Bis auf das schöne Pianostück Aus der Tiefe wurde das gesamte Album in dieser vielschichtigen Struktur eingespielt. Der Spielfluss ist stark gitarrenbetont und von vielen Rhythmuswechseln geprägt. Dies hat zur Folge, dass es kaum wirkliche Eingängigkeit gibt. Sicherlich gibt es die eine oder andere Passage, die durch einen schnell, hart und eingängig gespielten Rhythmus auffällt, doch sind es vor allem die zahlreichen Wechsel und unterschiedlichen Tempi, die das Spiel und die Atmosphäre prägen. Deshalb kann man auch nicht sagen, Blutbad & Melancholie sei ein besonders rohes oder aggressives Werk. Stattdessen ist es eine musikalisch und spielerisch meisterhafte Mischung aus grimmigen Groll und harmonischer Melancholie.
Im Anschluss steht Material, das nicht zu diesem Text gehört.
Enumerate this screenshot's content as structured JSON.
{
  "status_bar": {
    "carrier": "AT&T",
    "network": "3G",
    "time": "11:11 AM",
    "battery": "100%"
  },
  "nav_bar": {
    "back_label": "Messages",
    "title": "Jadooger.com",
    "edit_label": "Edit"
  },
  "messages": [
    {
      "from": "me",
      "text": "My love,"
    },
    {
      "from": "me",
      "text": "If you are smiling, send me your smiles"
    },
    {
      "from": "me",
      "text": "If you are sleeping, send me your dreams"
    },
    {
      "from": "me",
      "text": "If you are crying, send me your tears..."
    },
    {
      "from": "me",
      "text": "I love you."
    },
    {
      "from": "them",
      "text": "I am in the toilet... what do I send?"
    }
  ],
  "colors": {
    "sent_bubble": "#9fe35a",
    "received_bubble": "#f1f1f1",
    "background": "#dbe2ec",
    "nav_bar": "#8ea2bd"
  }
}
In dieser Hinsicht unterscheidet sich das neue Album auch vom Debüt, denn solche dezidiert harten und schroffen Anteile von aggressiver Unabdingbarkeit, wie sie auf Des Schmerzes Macht immer wieder auftauchten, sind ganz klar einer vielseitigeren Spielweise gewichen. Ein wenig liegt es wohl auch am Klang, da das Schlagzeug nicht mehr einen ganz so kräftigen und zentralen Klang hat, der natürlich mitverantwortlich für die Brutalität ist.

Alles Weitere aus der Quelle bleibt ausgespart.